According to Readings on Color, colorimetry is defined as “The science of measuring color and color appearance. Classical colorimetry deals primarily with color matches rather than with color appearance as such. The main focus of colorimetry has been the development of methods for predicting perceptual matches on the basis of physical measurements.”
Colorimetry Applications
The science of colorimetry is used to quantify the response of the human visual system and match human color perception for applications in a variety of industries.
- Display Manufacturing: Quality control for industrial production lines and incoming inspection of display glass. Display calibration for LED, LCD, plasma, projection, DLP, CRT and LCOS displays.
- Broadcasting: Measuring and calibrating video walls for color accuracy, uniformity of brightness and white balance.
- Graphic Design and Computer Animation: Professionals who rely on color accuracy and precision color measurement benefit from understanding colorimetry.
Colorimeters
The SLS-9400 is a tri-stimulus colorimeter from Gamma Scientific that provides laboratory grade accuracy with dual LCD/CRT measurement capability.
The SLS-9400 colorimeter calibrates LCD, LED, plasma, projection displays and video walls. The colorimeter measures color accuracy, white balance and uniformity of white balance. It is easy to operate, portable and affordable.
Colorimetry Concepts in Display Test and Measurement
Color
Though color perception is inherently subjective, it is possible to make objective measurements of the color of a source or object as perceived by a standard human observer. Various standard human observers are defined in the discipline of Colorimetry. According to the standard model, the perceived color of a given spot can be reduced to a three-dimensional value. The three dimensions of color can be described in different ways; in perceptual terms, perhaps the most straightforward approach is to describe color in terms of brightness, hue, and purity, or saturation.
Chromaticity
A two-dimensional description of color, which corresponds to the combination of hue and purity, omitting the third dimension of brightness. The luminance (brightness) and chromaticity of a spot on a display, taken together, provide a complete description of its color.
Gamut mapping (RGB plotting)
All colors produced by a display are created by some combination of three primary colors: Red, Green, and Blue. In fact, each display color can be described in terms of the amount of R, G, and B primaries present. (This description is alternative, but equivalent, to a description in terms of brightness, hue, and purity.) If the chromaticity coordinates of the three primaries are plotted in a chromaticity diagram, the triangle enclosed by these points represents the full range of colors reproducible by the display. This range is the display’s color gamut.
Correlated Color Temperature (CCT)
This metric is used to describe the color of a white light (such as a display backlight) by comparing its chromaticity to that of an idealized incandescent source, known as a black body. The color of an incandescent source (which glows due to heat) depends upon its temperature; lower temperature sources are more red or yellow; higher temperature sources are more blue. The CCT of a white light is the temperature of the black body which most closely matches its chromaticity.

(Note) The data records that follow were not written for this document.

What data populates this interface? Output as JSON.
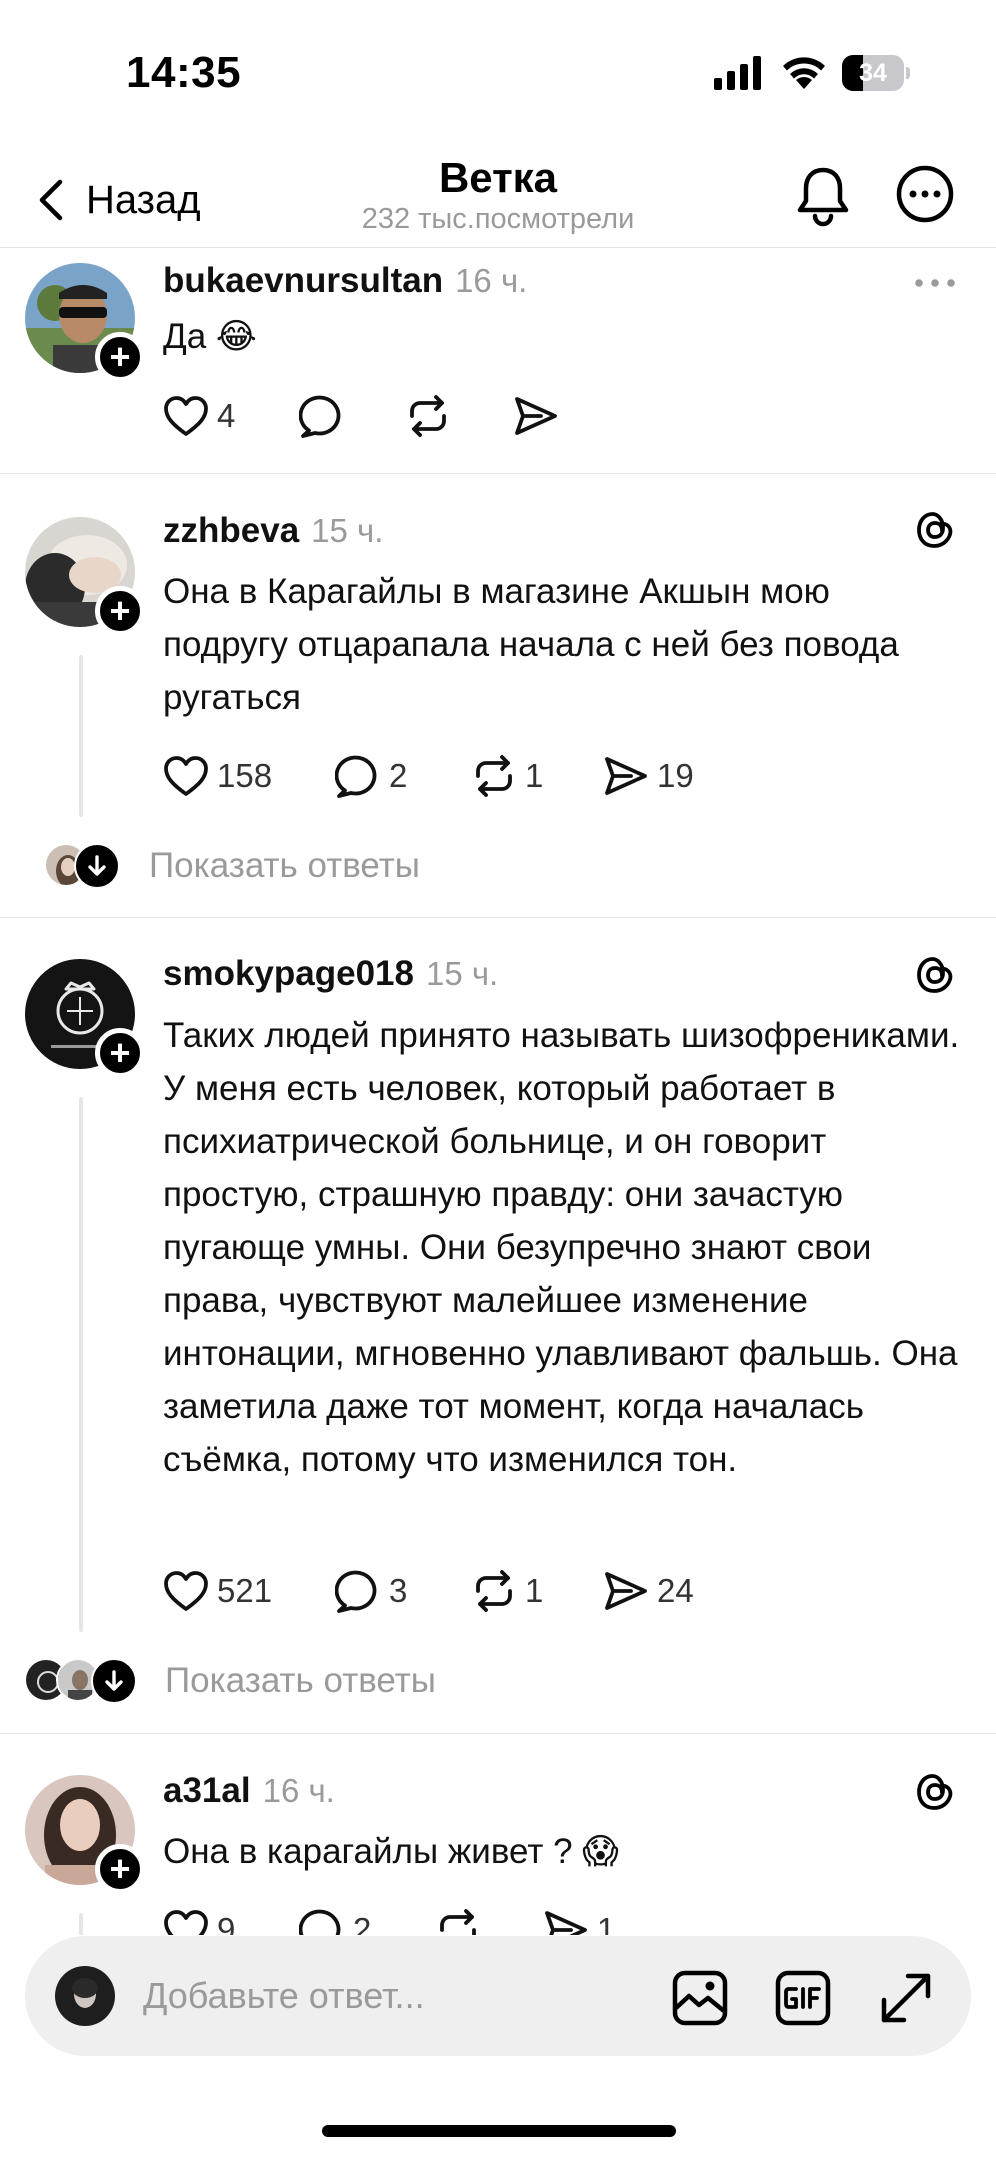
{
  "status_bar": {
    "time": "14:35",
    "battery": "34",
    "battery_level_percent": 34
  },
  "header": {
    "back_label": "Назад",
    "title": "Ветка",
    "subtitle": "232 тыс.посмотрели"
  },
  "posts": [
    {
      "username": "bukaevnursultan",
      "time": "16 ч.",
      "text": "Да 😂",
      "likes": "4",
      "replies": "",
      "reposts": "",
      "shares": ""
    },
    {
      "username": "zzhbeva",
      "time": "15 ч.",
      "text": "Она в Карагайлы в магазине Акшын мою подругу отцарапала начала с ней без повода ругаться",
      "likes": "158",
      "replies": "2",
      "reposts": "1",
      "shares": "19",
      "show_replies": "Показать ответы"
    },
    {
      "username": "smokypage018",
      "time": "15 ч.",
      "text": "Таких людей принято называть шизофрениками. У меня есть человек, который работает в психиатрической больнице, и он говорит простую, страшную правду: они зачастую пугающе умны. Они безупречно знают свои права, чувствуют малейшее изменение интонации, мгновенно улавливают фальшь. Она заметила даже тот момент, когда началась съёмка, потому что изменился тон.",
      "likes": "521",
      "replies": "3",
      "reposts": "1",
      "shares": "24",
      "show_replies": "Показать ответы"
    },
    {
      "username": "a31al",
      "time": "16 ч.",
      "text": "Она в карагайлы живет ? 😱",
      "likes": "9",
      "replies": "2",
      "reposts": "",
      "shares": "1"
    }
  ],
  "composer": {
    "placeholder": "Добавьте ответ..."
  },
  "icons": [
    "chevron-left-icon",
    "bell-icon",
    "more-icon",
    "heart-icon",
    "comment-icon",
    "repost-icon",
    "share-icon",
    "threads-icon",
    "image-icon",
    "gif-icon",
    "expand-icon"
  ]
}
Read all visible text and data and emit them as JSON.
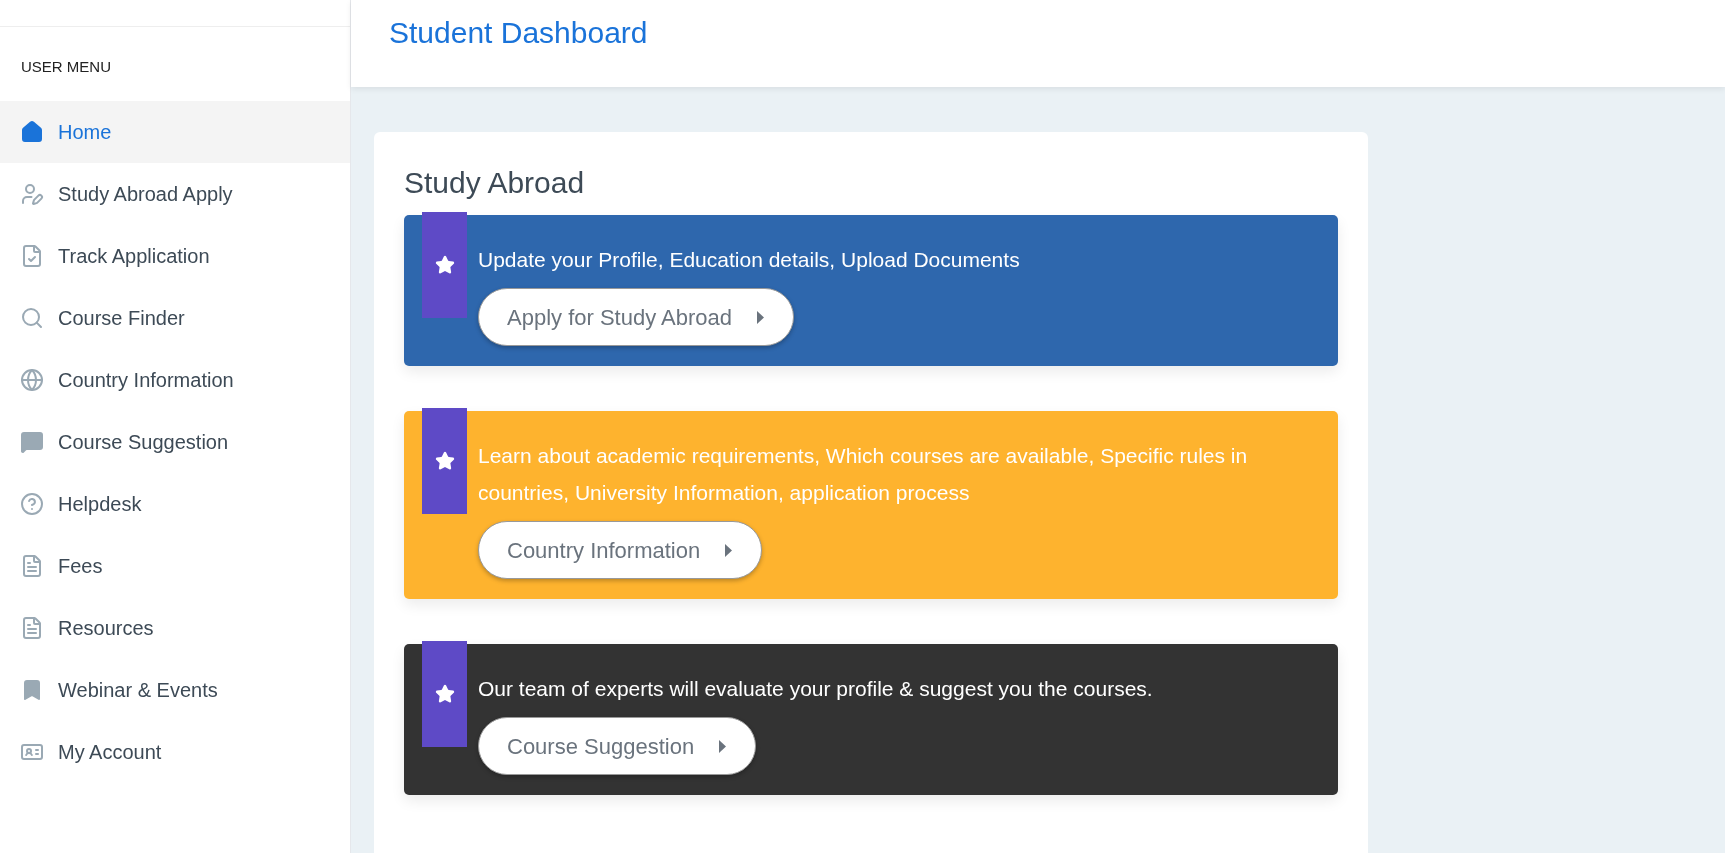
{
  "sidebar": {
    "heading": "USER MENU",
    "items": [
      {
        "label": "Home",
        "selected": true
      },
      {
        "label": "Study Abroad Apply",
        "selected": false
      },
      {
        "label": "Track Application",
        "selected": false
      },
      {
        "label": "Course Finder",
        "selected": false
      },
      {
        "label": "Country Information",
        "selected": false
      },
      {
        "label": "Course Suggestion",
        "selected": false
      },
      {
        "label": "Helpdesk",
        "selected": false
      },
      {
        "label": "Fees",
        "selected": false
      },
      {
        "label": "Resources",
        "selected": false
      },
      {
        "label": "Webinar & Events",
        "selected": false
      },
      {
        "label": "My Account",
        "selected": false
      }
    ]
  },
  "header": {
    "title": "Student Dashboard"
  },
  "card": {
    "title": "Study Abroad",
    "banners": [
      {
        "color": "#2e67ad",
        "text": "Update your Profile, Education details, Upload Documents",
        "button": "Apply for Study Abroad"
      },
      {
        "color": "#feb32e",
        "text": "Learn about academic requirements, Which courses are available, Specific rules in countries, University Information, application process",
        "button": "Country Information"
      },
      {
        "color": "#333333",
        "text": "Our team of experts will evaluate your profile & suggest you the courses.",
        "button": "Course Suggestion"
      }
    ]
  }
}
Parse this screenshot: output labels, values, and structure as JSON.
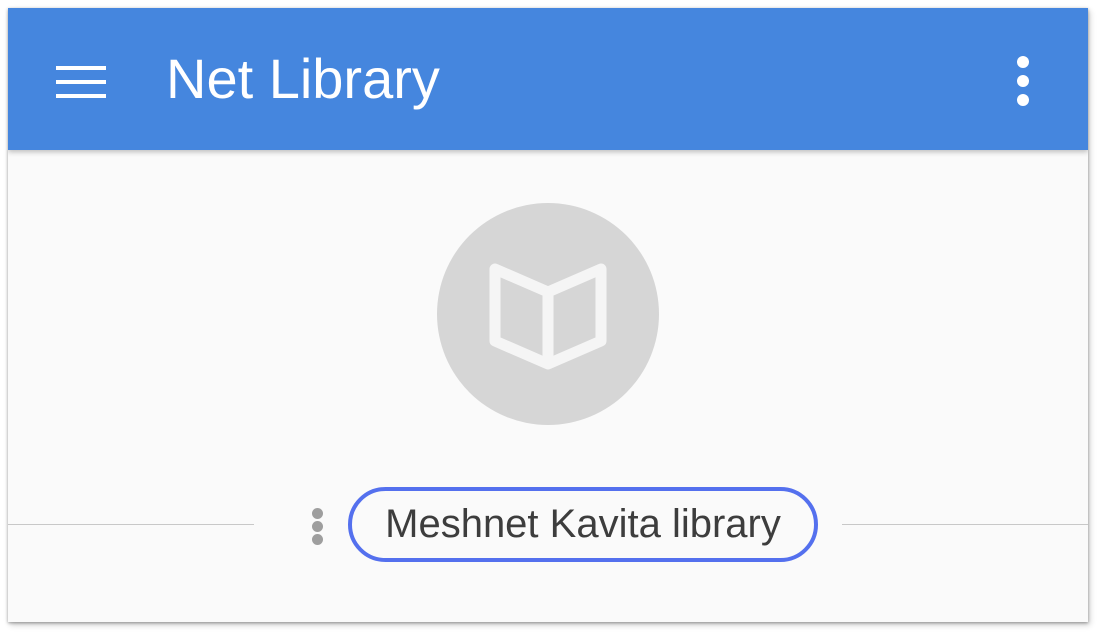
{
  "app_bar": {
    "title": "Net Library",
    "background_color": "#4586de",
    "menu_icon": "hamburger-menu-icon",
    "overflow_icon": "more-vert-icon"
  },
  "library": {
    "icon": "open-book-icon",
    "name": "Meshnet Kavita library",
    "options_icon": "more-vert-icon",
    "highlight_color": "#5470ee"
  }
}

White Balance, Gray Balance
After characterizing the chromaticity and gamma functions for each of a display’s three color channels (R, G, B), it is possible to calculate the amount of R, G, and B required to reproduce any color within the display’s color gamut. A particularly important feature is the location of the white point: The chromaticity of a specified white light, to which the observer is assumed to be adapted. Light sources with different CCT have slightly different chromaticities, but once the location of the desired white point is specified, the proportion of R, G, and B primaries required to reproduce it is known as the display’s white balance. The chromaticity of a neutral gray is the same as that of the white point, but since the gamma functions of a display are typically non-linear, a different gray balance may be required to reproduce the same chromaticity at a lower luminance level.